La réalisatrice Rania Stephan. Photo Carine Khalaf
Quelle relation entretenez-vous avec l’actrice égyptienne Soad Hosni ?
Ma relation avec Soad Hosni dure depuis longtemps. Depuis que j’étais étudiante en audiovisuel, j’ai appris tous les courants cinématographiques, de la nouvelle vague au cinéma expérimental. Mais jamais le cinéma arabe. Un jour, je suis tombée par hasard sur un long-métrage de Soad Hosni et j’ai été éblouie par sa performance et par l’intérêt du film. Du coup, je me suis mise à voir toutes ses œuvres. Ma thèse a même porté sur cette actrice en tant qu’héroïne du cinéma populaire. Et ce n’est qu’après sa mort que j’ai décidé de lui rendre hommage en retraçant sa propre histoire personnelle à travers tous ses films.

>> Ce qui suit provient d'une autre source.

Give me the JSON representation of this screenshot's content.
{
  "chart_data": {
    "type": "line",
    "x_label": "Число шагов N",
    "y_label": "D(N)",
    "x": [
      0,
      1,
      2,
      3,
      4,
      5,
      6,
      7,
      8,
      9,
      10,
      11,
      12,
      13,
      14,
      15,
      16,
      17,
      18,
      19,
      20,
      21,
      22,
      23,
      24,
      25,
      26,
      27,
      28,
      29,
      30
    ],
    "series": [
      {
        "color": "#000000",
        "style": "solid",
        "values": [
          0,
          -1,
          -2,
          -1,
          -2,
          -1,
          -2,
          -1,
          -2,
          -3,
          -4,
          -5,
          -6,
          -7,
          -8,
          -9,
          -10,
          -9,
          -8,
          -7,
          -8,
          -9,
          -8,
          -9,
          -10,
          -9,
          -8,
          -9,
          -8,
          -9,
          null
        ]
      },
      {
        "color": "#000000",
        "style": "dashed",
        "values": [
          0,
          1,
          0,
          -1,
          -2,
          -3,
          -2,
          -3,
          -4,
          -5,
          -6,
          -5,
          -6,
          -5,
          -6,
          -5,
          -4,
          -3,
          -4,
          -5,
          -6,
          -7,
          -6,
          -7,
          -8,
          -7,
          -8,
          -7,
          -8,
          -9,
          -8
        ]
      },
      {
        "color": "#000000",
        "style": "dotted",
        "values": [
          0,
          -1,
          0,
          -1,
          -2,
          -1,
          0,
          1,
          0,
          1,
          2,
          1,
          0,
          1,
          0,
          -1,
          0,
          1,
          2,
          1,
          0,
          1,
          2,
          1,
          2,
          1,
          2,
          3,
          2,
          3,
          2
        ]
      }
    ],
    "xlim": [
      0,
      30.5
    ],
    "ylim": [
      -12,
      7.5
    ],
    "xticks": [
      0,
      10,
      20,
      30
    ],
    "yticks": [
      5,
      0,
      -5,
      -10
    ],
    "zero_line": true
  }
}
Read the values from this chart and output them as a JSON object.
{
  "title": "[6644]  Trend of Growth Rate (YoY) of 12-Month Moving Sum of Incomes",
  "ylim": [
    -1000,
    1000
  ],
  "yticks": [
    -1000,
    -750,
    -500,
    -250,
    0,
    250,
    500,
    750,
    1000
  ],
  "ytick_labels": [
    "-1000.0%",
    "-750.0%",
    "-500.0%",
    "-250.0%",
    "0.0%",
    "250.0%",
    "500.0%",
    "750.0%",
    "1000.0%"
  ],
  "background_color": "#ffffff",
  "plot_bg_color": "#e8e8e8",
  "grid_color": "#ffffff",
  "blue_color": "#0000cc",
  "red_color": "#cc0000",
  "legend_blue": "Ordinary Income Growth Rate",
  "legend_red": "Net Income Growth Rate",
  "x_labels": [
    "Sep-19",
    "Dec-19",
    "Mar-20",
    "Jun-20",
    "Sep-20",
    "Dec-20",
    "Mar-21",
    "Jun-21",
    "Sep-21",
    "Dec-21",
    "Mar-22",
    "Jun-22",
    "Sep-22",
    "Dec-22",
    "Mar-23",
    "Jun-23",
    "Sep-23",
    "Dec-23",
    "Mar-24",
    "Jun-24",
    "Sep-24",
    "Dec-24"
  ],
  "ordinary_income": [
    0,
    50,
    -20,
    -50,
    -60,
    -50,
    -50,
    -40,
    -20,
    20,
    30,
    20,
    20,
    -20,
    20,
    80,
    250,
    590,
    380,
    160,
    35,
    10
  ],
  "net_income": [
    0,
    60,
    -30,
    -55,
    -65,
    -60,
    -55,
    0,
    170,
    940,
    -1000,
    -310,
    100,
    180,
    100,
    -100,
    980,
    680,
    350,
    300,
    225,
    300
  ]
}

Un hommage que vous rendez au cinéma égyptien également ?
Oui, exactement. J’ai toujours pensé que le cinéma égyptien n’a jamais été reconnu comme il le fallait. Et c’est à travers Soad Hosni que j’ai eu la chance de célébrer ce cinéma, porte-parole du 7e art arabe.
Que voulez-vous dire par les « 3 disparitions » dans le titre du film ?
L’idée principale était la disparition tragique de l’actrice. Mais en faisant mes recherches, je me suis rendu compte que la vie professionnelle de Hosni a évolué simultanément avec le cinéma égyptien. À partir des années 2000, ce cinéma s’est mis à régresser et la vidéo à disparaître. Je peux alors dire que la disparition de « Sousou » (j’aime à l’appeler ainsi) a marqué un tournant dans l’industrie du cinéma égyptien. Cela est mon point de vue, car je souhaite garder au spectateur cette liberté d’interpréter ce chiffre 3 à sa manière.
Combien de temps a nécessité ce film ? Parlez-nous un peu de votre démarche.
Tout a commencé en 2001, lorsque je suis allée à Londres filmer le Stewart Tower, là où Soad Hosni est décédée. Ensuite, j’ai réalisé que je ne visais pas cette approche classique de documentaire puisque la comédienne était absente. J’ai donc décidé de me servir de toutes ces archives et de mes recherches pour en faire un film. J’ai donc visionné tous ses films, je les ai triés, découpés en thèmes, en dialogues, en musique... pour finalement me rendre compte que l’image vidéo n’était pas juste un support, mais un élément dans la narration du film. Par la suite, j’ai trouvé un fil conducteur qui me permit de raconter une fiction avec des éléments de fiction. Et c’est de là que le montage s’est mis à se former.
Adopter cette approche n’était-il pas un risque à prendre ?
J’étais terrifiée et à la fois très excitée. Je ne savais pas si cette idée était vraiment réalisable. J’avais peur que le spectateur ne puisse pas comprendre mon univers. Aujourd’hui, je me réjouis d’apprendre que différents publics ont apprécié le film. Cela prouve que j’ai réussi en quelque sorte à leur transmettre ma passion. Je vous avoue que je ne me lasse jamais de Soad. Je suis capable de voir et de revoir ses films une dizaine de fois. Il y aura toujours ce quelque chose qui perdurera au-delà de la fiction.
Quel est exactement le genre de votre film ?
Dans mon travail, j’aime brouiller les limites entre un genre et un autre. Par ailleurs, je trouve que le documentaire se rapproche beaucoup de la fiction puisque celle-ci révèle beaucoup plus de facettes que la réalité elle-même. On peut dire que mon film est aux frontières des deux genres. Les archives représentent l’image la plus vraie de ce qui reste de Soad Hosni et ma propre interprétation représente le virtuel de l’histoire. Mon film crée ainsi sa propre forme.
Où le film a-t-il voyagé ?
Après avoir gagné le meilleur prix du documentaire au Doha Tribecca film festival à Qatar, le film a remporté le prix Renaud Victor à Marseille. Il a également été projeté dans des musées comme une œuvre d’art : un mois à la galerie Serpentine, à Londres, et 3 mois au Musée d’art moderne, à New York. Ainsi, cette œuvre multiforme peut être présentée en tant qu’œuvre artistique dans les musées et en tant qu’œuvre cinématographique dans les salles de cinéma.